Hi,
thanks for your reply, I'm able to list the user with ldapsearch and I
can't find any conflict entries described in the article. The 4.1
environment is only 1 server connected to active directory. Forgot to
reply to the list before, doh!
I've noticed a difference between users in 3.0 and 4.1 though, migrated
users in the 4.1 does not have an entry in "
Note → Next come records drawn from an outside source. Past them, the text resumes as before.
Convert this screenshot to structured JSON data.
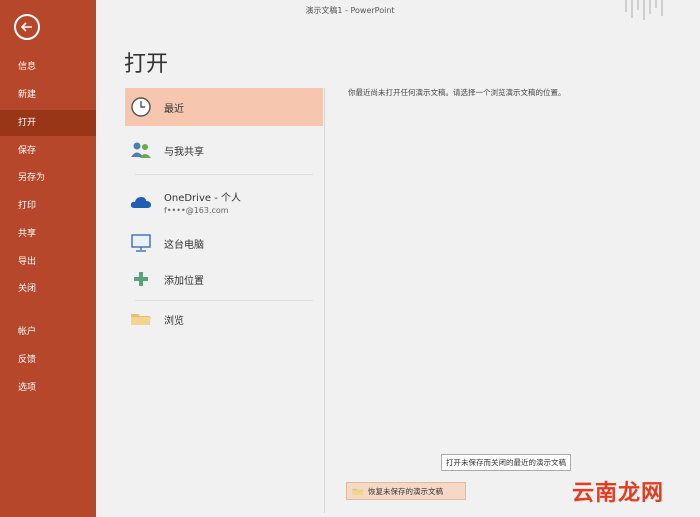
{
  "window": {
    "title": "演示文稿1  -  PowerPoint"
  },
  "sidebar": {
    "items": [
      {
        "label": "信息"
      },
      {
        "label": "新建"
      },
      {
        "label": "打开",
        "active": true
      },
      {
        "label": "保存"
      },
      {
        "label": "另存为"
      },
      {
        "label": "打印"
      },
      {
        "label": "共享"
      },
      {
        "label": "导出"
      },
      {
        "label": "关闭"
      },
      {
        "label": "帐户"
      },
      {
        "label": "反馈"
      },
      {
        "label": "选项"
      }
    ]
  },
  "main": {
    "heading": "打开",
    "locations": {
      "recent": "最近",
      "shared": "与我共享",
      "onedrive": "OneDrive - 个人",
      "onedrive_account": "f••••@163.com",
      "this_pc": "这台电脑",
      "add_place": "添加位置",
      "browse": "浏览"
    },
    "message": "你最近尚未打开任何演示文稿。请选择一个浏览演示文稿的位置。",
    "recover_button": "恢复未保存的演示文稿",
    "tooltip": "打开未保存而关闭的最近的演示文稿"
  },
  "watermark": "云南龙网",
  "colors": {
    "sidebar": "#b7472a",
    "accent_selected": "#f6c7ae"
  }
}
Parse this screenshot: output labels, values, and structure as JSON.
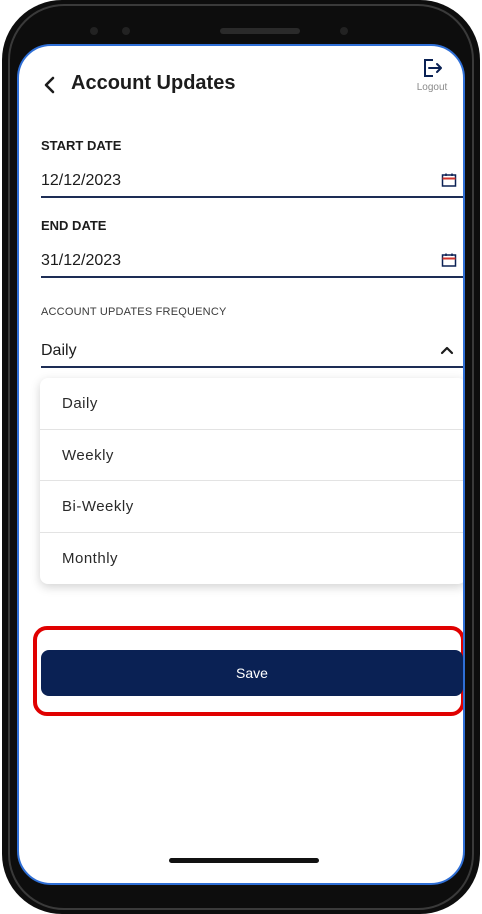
{
  "header": {
    "title": "Account Updates",
    "logout_label": "Logout"
  },
  "start_date": {
    "label": "START DATE",
    "value": "12/12/2023",
    "icon": "calendar-icon"
  },
  "end_date": {
    "label": "END DATE",
    "value": "31/12/2023",
    "icon": "calendar-icon"
  },
  "frequency": {
    "label": "ACCOUNT UPDATES FREQUENCY",
    "selected": "Daily",
    "options": [
      "Daily",
      "Weekly",
      "Bi-Weekly",
      "Monthly"
    ]
  },
  "save_label": "Save",
  "colors": {
    "primary": "#0a2154",
    "highlight": "#e00000",
    "screen_border": "#2f6fd6",
    "underline": "#1d2d55"
  }
}
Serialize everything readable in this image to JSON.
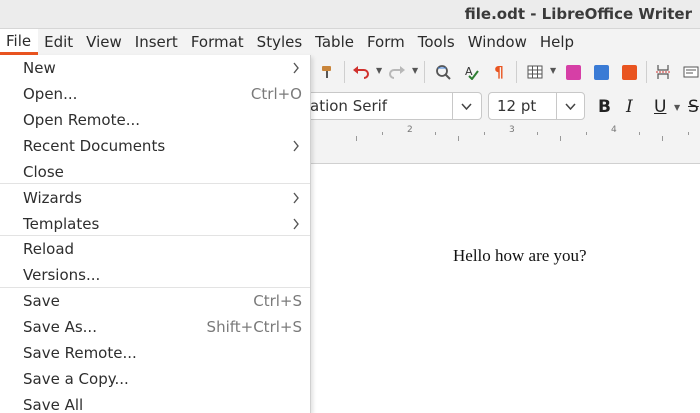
{
  "window": {
    "title": "file.odt - LibreOffice Writer"
  },
  "menubar": [
    "File",
    "Edit",
    "View",
    "Insert",
    "Format",
    "Styles",
    "Table",
    "Form",
    "Tools",
    "Window",
    "Help"
  ],
  "file_menu": {
    "items": [
      {
        "label": "New",
        "shortcut": "",
        "submenu": true
      },
      {
        "label": "Open...",
        "shortcut": "Ctrl+O",
        "submenu": false
      },
      {
        "label": "Open Remote...",
        "shortcut": "",
        "submenu": false
      },
      {
        "label": "Recent Documents",
        "shortcut": "",
        "submenu": true
      },
      {
        "label": "Close",
        "shortcut": "",
        "submenu": false
      },
      {
        "label": "Wizards",
        "shortcut": "",
        "submenu": true
      },
      {
        "label": "Templates",
        "shortcut": "",
        "submenu": true
      },
      {
        "label": "Reload",
        "shortcut": "",
        "submenu": false
      },
      {
        "label": "Versions...",
        "shortcut": "",
        "submenu": false
      },
      {
        "label": "Save",
        "shortcut": "Ctrl+S",
        "submenu": false
      },
      {
        "label": "Save As...",
        "shortcut": "Shift+Ctrl+S",
        "submenu": false
      },
      {
        "label": "Save Remote...",
        "shortcut": "",
        "submenu": false
      },
      {
        "label": "Save a Copy...",
        "shortcut": "",
        "submenu": false
      },
      {
        "label": "Save All",
        "shortcut": "",
        "submenu": false
      }
    ]
  },
  "formatting": {
    "font_name_visible": "ation Serif",
    "font_size": "12 pt",
    "bold": "B",
    "italic": "I",
    "underline": "U"
  },
  "ruler": {
    "labels": [
      "2",
      "3",
      "4"
    ]
  },
  "document": {
    "text": "Hello how are you?"
  },
  "colors": {
    "accent": "#e95420",
    "undo": "#d0312d",
    "spell_check": "#2e7d32",
    "formatting_marks": "#e95420"
  }
}
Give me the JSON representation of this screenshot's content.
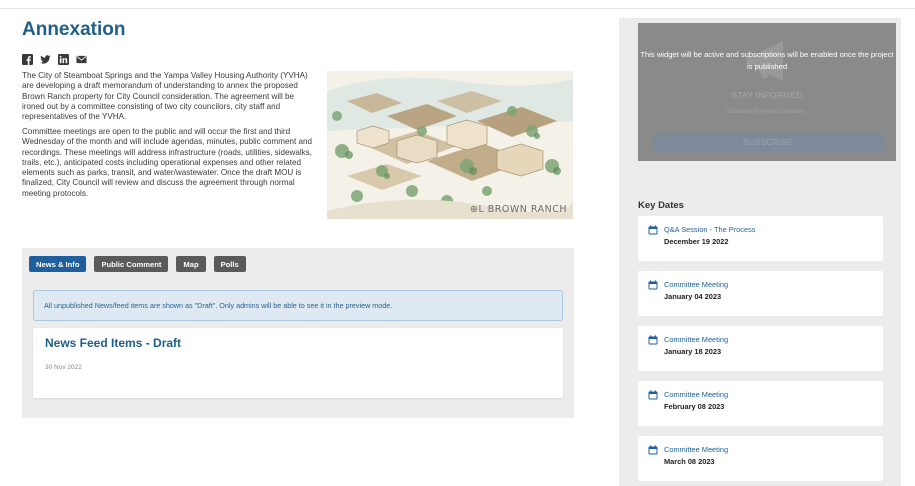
{
  "page": {
    "title": "Annexation",
    "social": [
      "facebook-icon",
      "twitter-icon",
      "linkedin-icon",
      "email-icon"
    ],
    "intro_paragraphs": [
      "The City of Steamboat Springs and the Yampa Valley Housing Authority (YVHA) are developing a draft memorandum of understanding to annex the proposed Brown Ranch property for City Council consideration. The agreement will be ironed out by a committee consisting of two city councilors, city staff and representatives of the YVHA.",
      "Committee meetings are open to the public and will occur the first and third Wednesday of the month and will include agendas, minutes, public comment and recordings. These meetings will address infrastructure (roads, utilities, sidewalks, trails, etc.), anticipated costs including operational expenses and other related elements such as parks, transit, and water/wastewater. Once the draft MOU is finalized, City Council will review and discuss the agreement through normal meeting protocols."
    ],
    "hero_logo": "BROWN RANCH"
  },
  "tabs": [
    {
      "label": "News & Info",
      "active": true
    },
    {
      "label": "Public Comment",
      "active": false
    },
    {
      "label": "Map",
      "active": false
    },
    {
      "label": "Polls",
      "active": false
    }
  ],
  "notice": "All unpublished News/feed items are shown as \"Draft\". Only admins will be able to see it in the preview mode.",
  "feed": {
    "title": "News Feed Items - Draft",
    "date": "30 Nov 2022"
  },
  "widget": {
    "message": "This widget will be active and subscriptions will be enabled once the project is published",
    "stay_informed": "STAY INFORMED",
    "subtitle": "Subscribe for project updates -",
    "button": "SUBSCRIBE"
  },
  "key_dates": {
    "title": "Key Dates",
    "items": [
      {
        "name": "Q&A Session - The Process",
        "date": "December 19 2022"
      },
      {
        "name": "Committee Meeting",
        "date": "January 04 2023"
      },
      {
        "name": "Committee Meeting",
        "date": "January 18 2023"
      },
      {
        "name": "Committee Meeting",
        "date": "February 08 2023"
      },
      {
        "name": "Committee Meeting",
        "date": "March 08 2023"
      }
    ]
  },
  "colors": {
    "accent": "#1f5f9e",
    "title": "#1f5f8b",
    "panel": "#ececec",
    "widget": "#8a8a8a"
  }
}
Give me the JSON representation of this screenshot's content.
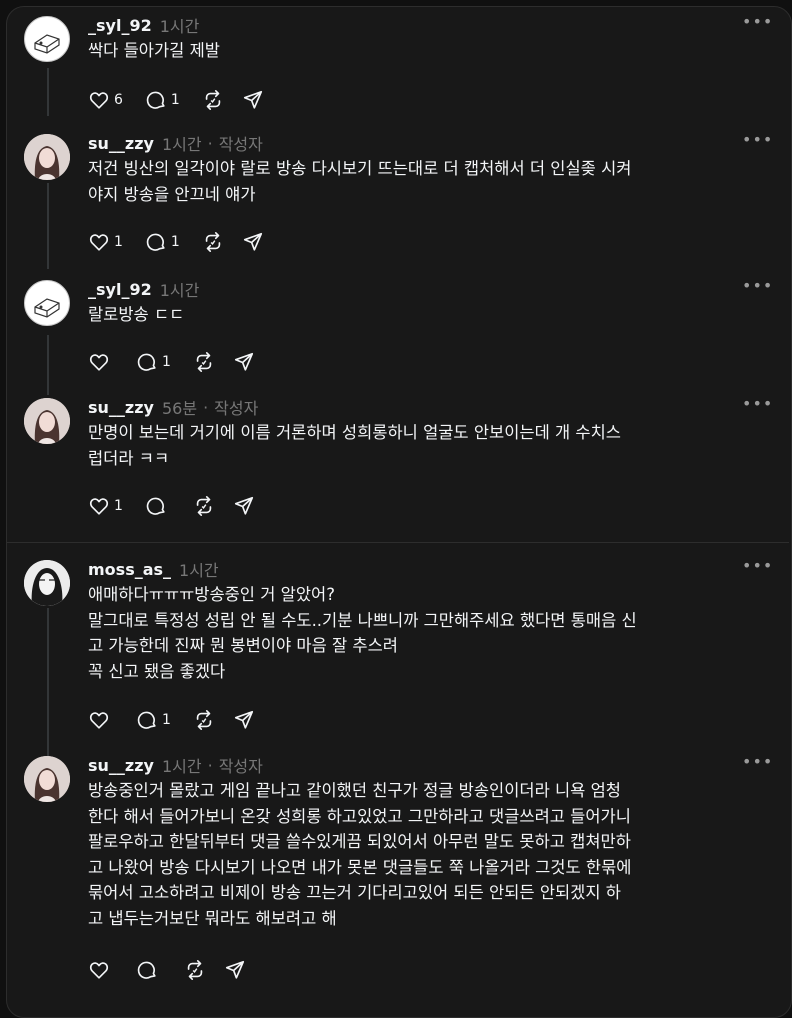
{
  "posts": [
    {
      "username": "_syl_92",
      "time": "1시간",
      "author_tag": "",
      "body": "싹다 들아가길 제발",
      "likes": "6",
      "replies": "1"
    },
    {
      "username": "su__zzy",
      "time": "1시간",
      "author_tag": "작성자",
      "body": "저건 빙산의 일각이야 랄로 방송 다시보기 뜨는대로 더 캡처해서 더 인실좆 시켜\n야지 방송을 안끄네 얘가",
      "likes": "1",
      "replies": "1"
    },
    {
      "username": "_syl_92",
      "time": "1시간",
      "author_tag": "",
      "body": "랄로방송 ㄷㄷ",
      "likes": "",
      "replies": "1"
    },
    {
      "username": "su__zzy",
      "time": "56분",
      "author_tag": "작성자",
      "body": "만명이 보는데 거기에 이름 거론하며 성희롱하니 얼굴도 안보이는데 개 수치스\n럽더라 ㅋㅋ",
      "likes": "1",
      "replies": ""
    },
    {
      "username": "moss_as_",
      "time": "1시간",
      "author_tag": "",
      "body": "애매하다ㅠㅠㅠ방송중인 거 알았어?\n말그대로 특정성 성립 안 될 수도..기분 나쁘니까 그만해주세요 했다면 통매음 신\n고 가능한데 진짜 뭔 봉변이야 마음 잘 추스려\n꼭 신고 됐음 좋겠다",
      "likes": "",
      "replies": "1"
    },
    {
      "username": "su__zzy",
      "time": "1시간",
      "author_tag": "작성자",
      "body": "방송중인거 몰랐고 게임 끝나고 같이했던 친구가 정글 방송인이더라 니욕 엄청\n한다 해서 들어가보니 온갖 성희롱 하고있었고 그만하라고 댓글쓰려고 들어가니\n팔로우하고 한달뒤부터 댓글 쓸수있게끔 되있어서 아무런 말도 못하고 캡쳐만하\n고 나왔어 방송 다시보기 나오면 내가 못본 댓글들도 쭉 나올거라 그것도 한묶에\n묶어서 고소하려고 비제이 방송 끄는거 기다리고있어 되든 안되든 안되겠지 하\n고 냅두는거보단 뭐라도 해보려고 해",
      "likes": "",
      "replies": ""
    }
  ],
  "icons": {
    "like": "heart-icon",
    "reply": "comment-icon",
    "repost": "repost-icon",
    "share": "share-icon",
    "more": "more-icon"
  }
}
cn=groups,cn=accounts,dc=sub,dc=domain,dc=tld" while users in 3.0 have this.
Example:
FreeIPA 4.1 environment:
# ldapsearch -xLLL -D "cn=directory manager" -W
-b"cn=batman,cn=groups,cn=accounts,dc=sub,dc=domain,dc=tld"
Enter LDAP Password:
No such object (32) Matched DN:
cn=groups,cn=accounts,dc=sub,dc=domain,dc=tld
FreeIPA 3.0 environment:
# ldapsearch -xLLL -D "cn=directory manager" -W -b
"cn=batman,cn=groups,cn=accounts,dc=sub,dc=domain,dc=tld"
Enter LDAP Password:
dn: cn=batman,cn=groups,cn=accounts,dc=dev,dc=sub,dc=domain,dc=tld
objectClass: posixgroup
objectClass: ipaobject
objectClass: mepManagedEntry
objectClass: top
cn: batman
gidNumber: 1486600065
description: User private group for batman
mepManagedBy: uid=batman,cn=users,cn=accounts,dc=sub,dc=domain,dc=tld
ipaUniqueID: 139f6140-5074-11e5-a09d-005056914c0c
/andreas
On 09/09/2015 04:29 PM, Rich Megginson wrote:
On 09/09/2015 03:39 AM, Martin Basti wrote:
On 09/09/2015 10:50 AM, Andreas Calminder wrote:
Forgot to write that deleting users in active directory not migrated
with the migrate-ds command works fine, it's only migrated users
present in the ad that breaks the winsync agreement on deletion.
On 09/09/2015 10:35 AM, Andreas Calminder wrote:
Hi,
I've asked in #freeipa on freenode but to no avail, figured I'll
ask here as well, since I think I've actually hit a bug or (quite)
possibly I've done something moronic configuration/migration -wise.
I've got an existing FreeIPA 3.0.0 environment running with a fully
functioning winsync agreement and passsync service with the windows
environments active directory, I'm trying to migrate the 3.0.0
environments users into a freshly installed 4.1 (rhel7)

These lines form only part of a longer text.